La justice américaine freine le projet de tunnel d’Enbridge sous les Grands Lacs
La Cour suprême du Michigan a ordonné aux autorités de régulation de l’État de réexaminer un permis essentiel à la poursuite du projet de tunnel destiné à faire passer un oléoduc sous une partie des Grands Lacs. Cette décision, prise à six voix contre une, complique davantage l’avenir de cet oléoduc vieux de 73 ans, propriété de l’entreprise canadienne de transport d’énergie Enbridge, qui achemine du pétrole de Superior, dans le Wisconsin, à Sarnia, en Ontario.

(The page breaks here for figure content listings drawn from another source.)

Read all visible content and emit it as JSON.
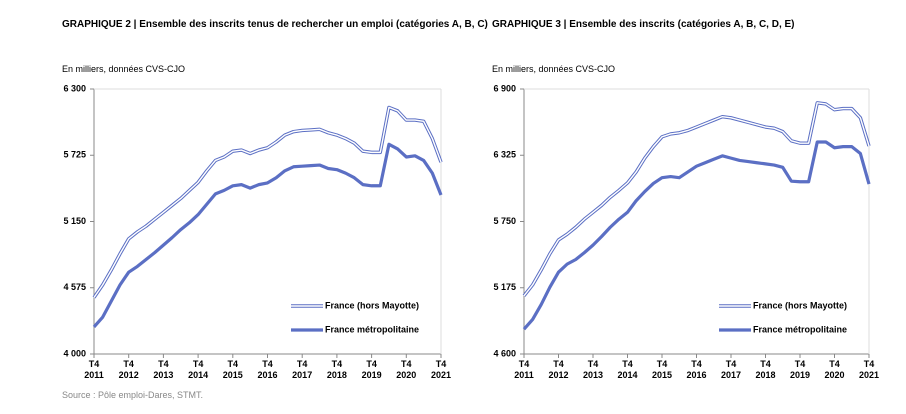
{
  "chart_data": [
    {
      "type": "line",
      "title": "GRAPHIQUE 2 | Ensemble des inscrits tenus de rechercher un emploi (catégories A, B, C)",
      "subtitle": "En milliers, données CVS-CJO",
      "categories": [
        "T4 2011",
        null,
        null,
        null,
        "T4 2012",
        null,
        null,
        null,
        "T4 2013",
        null,
        null,
        null,
        "T4 2014",
        null,
        null,
        null,
        "T4 2015",
        null,
        null,
        null,
        "T4 2016",
        null,
        null,
        null,
        "T4 2017",
        null,
        null,
        null,
        "T4 2018",
        null,
        null,
        null,
        "T4 2019",
        null,
        null,
        null,
        "T4 2020",
        null,
        null,
        null,
        "T4 2021"
      ],
      "ylim": [
        4000,
        6300
      ],
      "yticks": [
        {
          "value": 4000,
          "label": "4 000"
        },
        {
          "value": 4575,
          "label": "4 575"
        },
        {
          "value": 5150,
          "label": "5 150"
        },
        {
          "value": 5725,
          "label": "5 725"
        },
        {
          "value": 6300,
          "label": "6 300"
        }
      ],
      "legend": "lower right",
      "series": [
        {
          "name": "France (hors Mayotte)",
          "color": "#5b6fc4",
          "line_style": "outline",
          "values": [
            4490,
            4600,
            4730,
            4870,
            5000,
            5060,
            5110,
            5170,
            5230,
            5290,
            5350,
            5420,
            5490,
            5590,
            5680,
            5710,
            5760,
            5770,
            5740,
            5770,
            5790,
            5840,
            5900,
            5930,
            5940,
            5945,
            5950,
            5920,
            5900,
            5870,
            5830,
            5760,
            5750,
            5750,
            6140,
            6110,
            6030,
            6030,
            6020,
            5870,
            5665
          ]
        },
        {
          "name": "France métropolitaine",
          "color": "#5b6fc4",
          "line_style": "solid",
          "values": [
            4235,
            4320,
            4460,
            4600,
            4710,
            4760,
            4820,
            4880,
            4945,
            5010,
            5080,
            5140,
            5210,
            5300,
            5390,
            5420,
            5460,
            5470,
            5440,
            5470,
            5485,
            5530,
            5590,
            5625,
            5630,
            5635,
            5640,
            5610,
            5600,
            5570,
            5530,
            5470,
            5460,
            5460,
            5820,
            5780,
            5710,
            5720,
            5680,
            5570,
            5380
          ]
        }
      ]
    },
    {
      "type": "line",
      "title": "GRAPHIQUE 3 | Ensemble des inscrits (catégories A, B, C, D, E)",
      "subtitle": "En milliers, données CVS-CJO",
      "categories": [
        "T4 2011",
        null,
        null,
        null,
        "T4 2012",
        null,
        null,
        null,
        "T4 2013",
        null,
        null,
        null,
        "T4 2014",
        null,
        null,
        null,
        "T4 2015",
        null,
        null,
        null,
        "T4 2016",
        null,
        null,
        null,
        "T4 2017",
        null,
        null,
        null,
        "T4 2018",
        null,
        null,
        null,
        "T4 2019",
        null,
        null,
        null,
        "T4 2020",
        null,
        null,
        null,
        "T4 2021"
      ],
      "ylim": [
        4600,
        6900
      ],
      "yticks": [
        {
          "value": 4600,
          "label": "4 600"
        },
        {
          "value": 5175,
          "label": "5 175"
        },
        {
          "value": 5750,
          "label": "5 750"
        },
        {
          "value": 6325,
          "label": "6 325"
        },
        {
          "value": 6900,
          "label": "6 900"
        }
      ],
      "legend": "lower right",
      "series": [
        {
          "name": "France (hors Mayotte)",
          "color": "#5b6fc4",
          "line_style": "outline",
          "values": [
            5105,
            5200,
            5330,
            5470,
            5590,
            5640,
            5700,
            5770,
            5830,
            5890,
            5960,
            6020,
            6085,
            6180,
            6300,
            6400,
            6485,
            6510,
            6520,
            6540,
            6570,
            6600,
            6630,
            6660,
            6650,
            6630,
            6610,
            6590,
            6570,
            6560,
            6530,
            6450,
            6430,
            6430,
            6780,
            6770,
            6720,
            6730,
            6730,
            6650,
            6405
          ]
        },
        {
          "name": "France métropolitaine",
          "color": "#5b6fc4",
          "line_style": "solid",
          "values": [
            4815,
            4900,
            5030,
            5180,
            5310,
            5380,
            5420,
            5480,
            5545,
            5620,
            5700,
            5770,
            5830,
            5930,
            6010,
            6080,
            6130,
            6140,
            6130,
            6180,
            6230,
            6260,
            6290,
            6320,
            6300,
            6280,
            6270,
            6260,
            6250,
            6240,
            6220,
            6100,
            6095,
            6095,
            6440,
            6440,
            6390,
            6400,
            6400,
            6340,
            6075
          ]
        }
      ]
    }
  ],
  "source": "Source : Pôle emploi-Dares, STMT."
}
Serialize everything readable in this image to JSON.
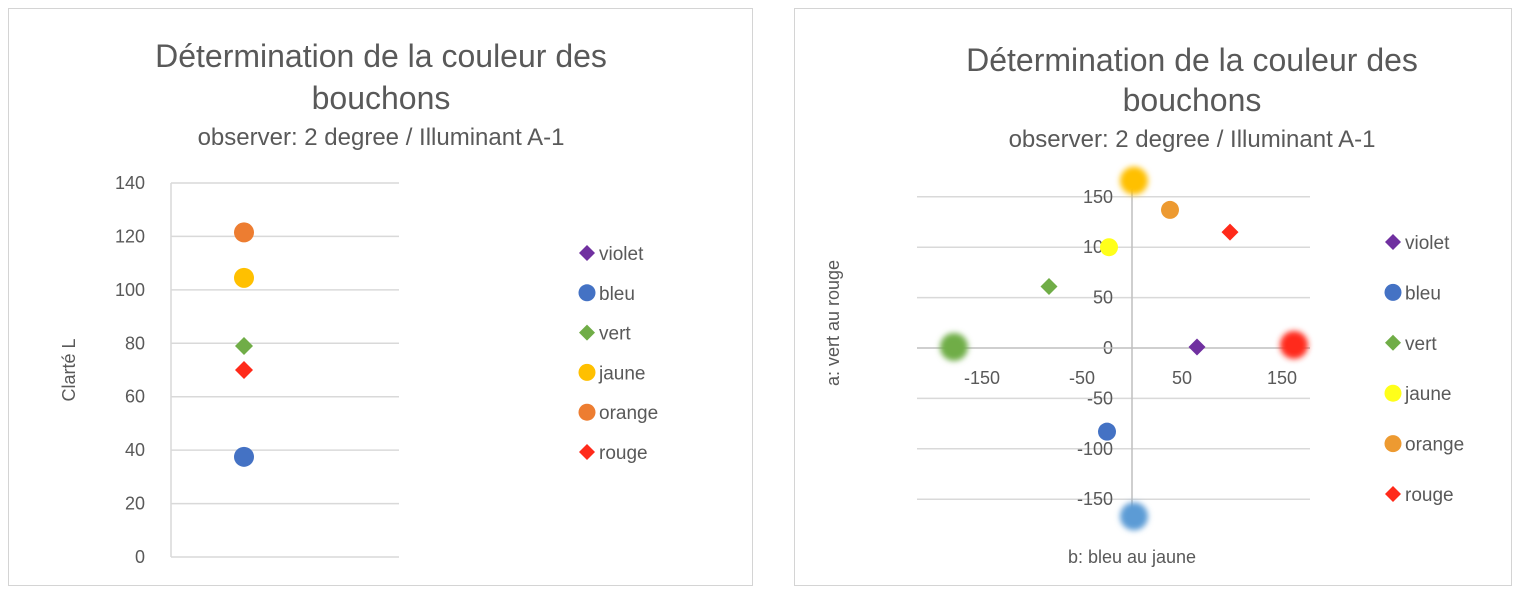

Le tronçon de l’oléoduc concerné, appelé Line 5, s’étend sur six kilomètres au fond du détroit de Mackinac, à la jonction des lacs Huron et Michigan. Enbridge souhaite enfouir l’oléoduc dans un tunnel sous le détroit. Cependant, les écologistes et la gouverneure du Michigan, Gretchen Whitmer, plaident pour l’éloignement total de l’oléoduc de la voie navigable, arguant qu’un déversement serait catastrophique pour les Grands Lacs et la région environnante.
En 2023, la Commission des services publics du Michigan a accordé un permis de construction pour le tunnel. Toutefois, quatre tribus autochtones du Michigan et plusieurs associations écologistes ont intenté une action en justice. La Cour suprême a statué que les autorités n’avaient pas examiné si le projet de tunnel prolongerait la durée de vie de l’oléoduc, ce qui pourrait entraîner des dommages environnementaux supplémentaires.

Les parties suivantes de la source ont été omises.